The veteran sportscaster is currently host of "Costas Now" on HBO.
King, 71, celebrated the 20th anniversary of his show last week by interviewing former presidents Bush and Clinton, Watergate sleuths Bob Woodward and Carl Bernstein and CBS' Dan Rather. Despite a swirl of change around him, he's still CNN's most popular personality.
But his May average of 970,000 viewers represented his worst month in four years, according to Nielsen Media Research. He regularly loses his time slot to Fox News Channel's "Hannity & Colmes."
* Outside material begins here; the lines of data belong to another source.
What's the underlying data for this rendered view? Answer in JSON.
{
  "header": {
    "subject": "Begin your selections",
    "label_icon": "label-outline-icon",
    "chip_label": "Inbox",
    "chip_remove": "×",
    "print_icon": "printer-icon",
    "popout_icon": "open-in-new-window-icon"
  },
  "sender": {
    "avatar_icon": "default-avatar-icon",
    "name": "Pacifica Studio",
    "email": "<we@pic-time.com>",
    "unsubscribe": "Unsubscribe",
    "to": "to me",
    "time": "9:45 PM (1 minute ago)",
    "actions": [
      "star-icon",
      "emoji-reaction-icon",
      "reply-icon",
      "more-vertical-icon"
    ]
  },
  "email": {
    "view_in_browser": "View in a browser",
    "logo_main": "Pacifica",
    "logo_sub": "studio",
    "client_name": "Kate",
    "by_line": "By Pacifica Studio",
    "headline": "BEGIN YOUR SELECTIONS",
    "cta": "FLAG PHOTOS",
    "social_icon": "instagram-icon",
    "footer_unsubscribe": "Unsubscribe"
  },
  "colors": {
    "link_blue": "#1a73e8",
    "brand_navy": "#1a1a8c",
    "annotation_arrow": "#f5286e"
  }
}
CNN/U.S. President Jonathan Klein said the idea that Costas could be an eventual successor to King wasn't part of his thinking. Costas was available and Klein said he thought he'd be well-suited to the task.
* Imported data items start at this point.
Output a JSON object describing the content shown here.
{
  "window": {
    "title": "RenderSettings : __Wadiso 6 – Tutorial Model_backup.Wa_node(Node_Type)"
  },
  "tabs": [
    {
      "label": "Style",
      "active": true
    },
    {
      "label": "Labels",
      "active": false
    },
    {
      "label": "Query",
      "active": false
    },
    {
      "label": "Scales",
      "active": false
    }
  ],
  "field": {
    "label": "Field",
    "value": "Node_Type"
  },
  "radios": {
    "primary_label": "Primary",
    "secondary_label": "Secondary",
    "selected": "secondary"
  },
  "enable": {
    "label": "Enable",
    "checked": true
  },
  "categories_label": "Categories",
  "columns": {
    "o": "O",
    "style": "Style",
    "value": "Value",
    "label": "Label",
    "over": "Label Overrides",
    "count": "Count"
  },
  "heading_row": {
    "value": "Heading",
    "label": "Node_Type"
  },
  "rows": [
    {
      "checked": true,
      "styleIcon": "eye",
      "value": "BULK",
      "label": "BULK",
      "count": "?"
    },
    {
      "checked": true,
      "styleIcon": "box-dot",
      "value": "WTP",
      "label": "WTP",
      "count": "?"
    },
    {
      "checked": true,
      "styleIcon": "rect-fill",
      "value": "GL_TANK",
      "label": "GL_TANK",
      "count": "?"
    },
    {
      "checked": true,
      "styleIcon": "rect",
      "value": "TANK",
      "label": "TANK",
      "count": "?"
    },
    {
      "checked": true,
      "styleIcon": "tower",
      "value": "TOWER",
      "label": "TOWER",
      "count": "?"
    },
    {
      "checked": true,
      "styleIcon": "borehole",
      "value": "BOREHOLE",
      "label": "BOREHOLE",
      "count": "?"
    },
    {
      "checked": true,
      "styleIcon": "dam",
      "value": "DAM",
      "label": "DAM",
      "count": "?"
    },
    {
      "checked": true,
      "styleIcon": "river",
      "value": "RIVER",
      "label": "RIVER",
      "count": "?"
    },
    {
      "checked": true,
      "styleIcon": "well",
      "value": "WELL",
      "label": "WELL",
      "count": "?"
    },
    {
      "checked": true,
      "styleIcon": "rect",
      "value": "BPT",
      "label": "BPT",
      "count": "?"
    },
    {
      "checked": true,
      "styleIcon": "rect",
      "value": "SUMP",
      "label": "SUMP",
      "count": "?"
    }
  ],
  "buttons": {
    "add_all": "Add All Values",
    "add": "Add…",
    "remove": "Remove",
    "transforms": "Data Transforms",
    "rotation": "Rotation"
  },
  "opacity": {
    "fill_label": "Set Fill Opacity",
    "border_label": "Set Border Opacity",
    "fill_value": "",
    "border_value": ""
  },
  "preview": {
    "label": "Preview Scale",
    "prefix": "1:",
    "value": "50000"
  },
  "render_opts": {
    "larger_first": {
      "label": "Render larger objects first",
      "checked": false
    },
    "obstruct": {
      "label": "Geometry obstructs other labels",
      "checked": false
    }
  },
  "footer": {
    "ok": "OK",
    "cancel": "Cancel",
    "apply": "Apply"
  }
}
"Larry King is far and away the superstar of CNN and if you list any of the areas we need to address at CNN, 9 o'clock Sunday through Thursday is not on the list," he said.
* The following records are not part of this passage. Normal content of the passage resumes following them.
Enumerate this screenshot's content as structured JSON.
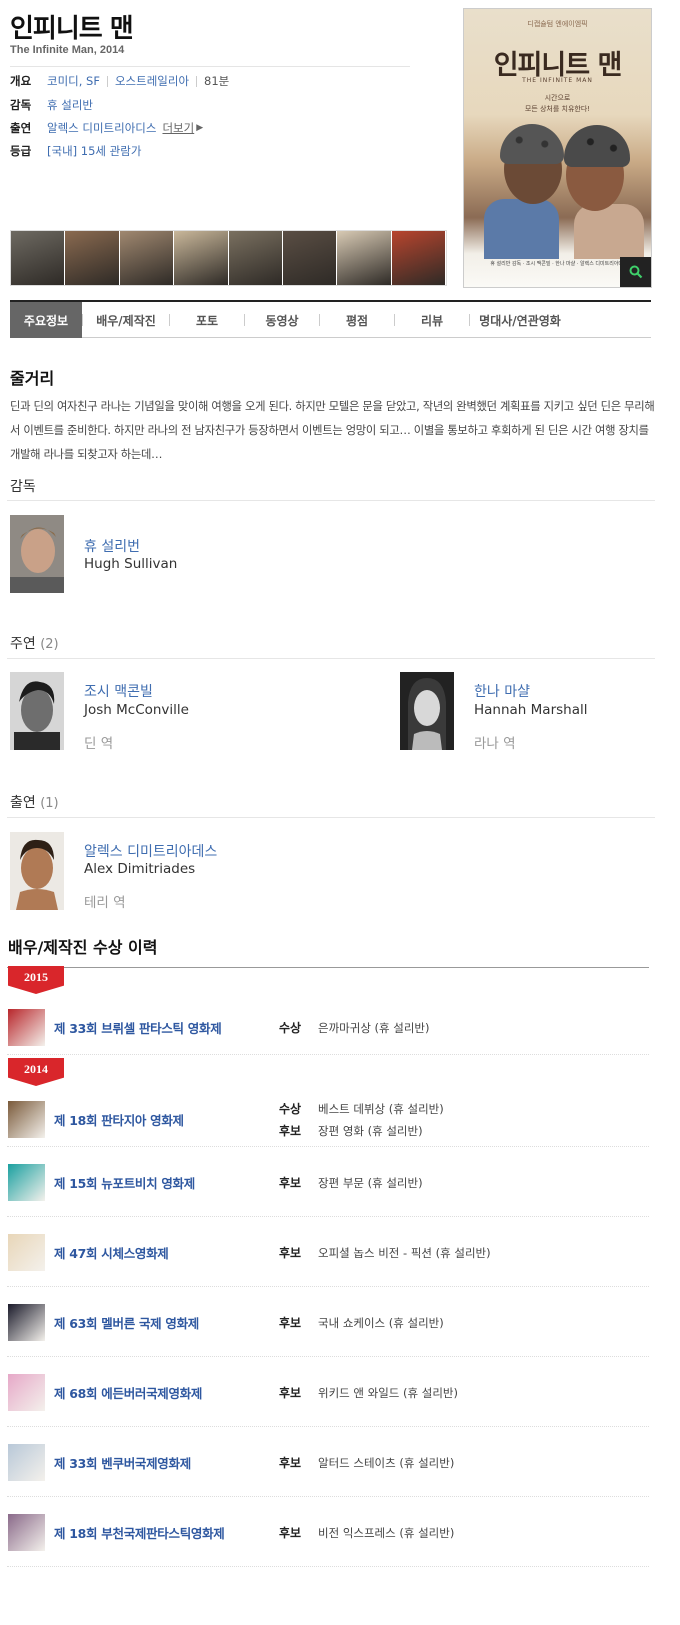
{
  "header": {
    "title": "인피니트 맨",
    "subtitle": "The Infinite Man, 2014"
  },
  "info": {
    "overview_label": "개요",
    "genre": "코미디, SF",
    "country": "오스트레일리아",
    "runtime": "81분",
    "director_label": "감독",
    "director": "휴 설리반",
    "cast_label": "출연",
    "cast": "알렉스 디미트리아디스",
    "more": "더보기",
    "rating_label": "등급",
    "rating": "[국내] 15세 관람가"
  },
  "poster": {
    "top_caption": "디캡슐텀  엔에이엠픽",
    "title": "인피니트 맨",
    "en_title": "THE INFINITE MAN",
    "tagline": "시간으로\n모든 상처를 치유한다!",
    "credits": "휴 설리반 감독 · 조시 맥콘빌 · 한나 마샬 · 알렉스 디미트리아데스"
  },
  "thumbnails": [
    {
      "color": "#6e6a62"
    },
    {
      "color": "#8a6a50"
    },
    {
      "color": "#a08870"
    },
    {
      "color": "#c9b79a"
    },
    {
      "color": "#7a7060"
    },
    {
      "color": "#5a4e44"
    },
    {
      "color": "#d8cab4"
    },
    {
      "color": "#b8452e"
    }
  ],
  "tabs": [
    {
      "label": "주요정보",
      "active": true
    },
    {
      "label": "배우/제작진"
    },
    {
      "label": "포토"
    },
    {
      "label": "동영상"
    },
    {
      "label": "평점"
    },
    {
      "label": "리뷰"
    },
    {
      "label": "명대사/연관영화"
    }
  ],
  "synopsis": {
    "heading": "줄거리",
    "text": "딘과 딘의 여자친구 라나는 기념일을 맞이해 여행을 오게 된다. 하지만 모텔은 문을 닫았고, 작년의 완벽했던 계획표를 지키고 싶던 딘은 무리해서 이벤트를 준비한다. 하지만 라나의 전 남자친구가 등장하면서 이벤트는 엉망이 되고… 이별을 통보하고 후회하게 된 딘은 시간 여행 장치를 개발해 라나를 되찾고자 하는데…"
  },
  "director_section": {
    "heading": "감독",
    "people": [
      {
        "name_ko": "휴 설리번",
        "name_en": "Hugh Sullivan"
      }
    ]
  },
  "lead_section": {
    "heading": "주연",
    "count": "(2)",
    "people": [
      {
        "name_ko": "조시 맥콘빌",
        "name_en": "Josh McConville",
        "role": "딘 역"
      },
      {
        "name_ko": "한나 마샬",
        "name_en": "Hannah Marshall",
        "role": "라나 역"
      }
    ]
  },
  "cast_section": {
    "heading": "출연",
    "count": "(1)",
    "people": [
      {
        "name_ko": "알렉스 디미트리아데스",
        "name_en": "Alex Dimitriades",
        "role": "테리 역"
      }
    ]
  },
  "awards": {
    "heading": "배우/제작진 수상 이력",
    "years": [
      {
        "year": "2015",
        "festivals": [
          {
            "name": "제 33회 브뤼셀 판타스틱 영화제",
            "items": [
              {
                "type": "수상",
                "desc": "은까마귀상 (휴 설리반)"
              }
            ]
          }
        ]
      },
      {
        "year": "2014",
        "festivals": [
          {
            "name": "제 18회 판타지아 영화제",
            "items": [
              {
                "type": "수상",
                "desc": "베스트 데뷔상 (휴 설리반)"
              },
              {
                "type": "후보",
                "desc": "장편 영화 (휴 설리반)"
              }
            ]
          },
          {
            "name": "제 15회 뉴포트비치 영화제",
            "items": [
              {
                "type": "후보",
                "desc": "장편 부문 (휴 설리반)"
              }
            ]
          },
          {
            "name": "제 47회 시체스영화제",
            "items": [
              {
                "type": "후보",
                "desc": "오피셜 놉스 비전 - 픽션 (휴 설리반)"
              }
            ]
          },
          {
            "name": "제 63회 멜버른 국제 영화제",
            "items": [
              {
                "type": "후보",
                "desc": "국내 쇼케이스 (휴 설리반)"
              }
            ]
          },
          {
            "name": "제 68회 에든버러국제영화제",
            "items": [
              {
                "type": "후보",
                "desc": "위키드 앤 와일드 (휴 설리반)"
              }
            ]
          },
          {
            "name": "제 33회 벤쿠버국제영화제",
            "items": [
              {
                "type": "후보",
                "desc": "알터드 스테이츠 (휴 설리반)"
              }
            ]
          },
          {
            "name": "제 18회 부천국제판타스틱영화제",
            "items": [
              {
                "type": "후보",
                "desc": "비전 익스프레스 (휴 설리반)"
              }
            ]
          }
        ]
      }
    ]
  },
  "colors": {
    "link": "#3f6db0",
    "festival": "#2e57a0",
    "year_badge": "#d9262b",
    "active_tab": "#666666"
  }
}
One of King's most frequent substitutes, Nancy Grace, has been doing well with her own legal-oriented prime-time talk show on CNN Headline News.
Costas, 53, has been a host for the Olympics and has covered the World Series, Super Bowl and National Basketball Association during his 25 years at NBC Sports. He also hosted the late-night talk show "Later with Bob Costas" for six years.
His first appearance for King will be on Sunday night.
Costas said he would not have agreed to the one-year deal without King's blessing. He said he was looking for the work because he has no on-air assignments for NBC Sports between the U.S. Open golf tournament and next winter's Olympics.
He also said he's not considering it any kind of tryout to be King's eventual successor.
"I'm not approaching it that way and Larry shows, to me, no sign of slowing down," he said.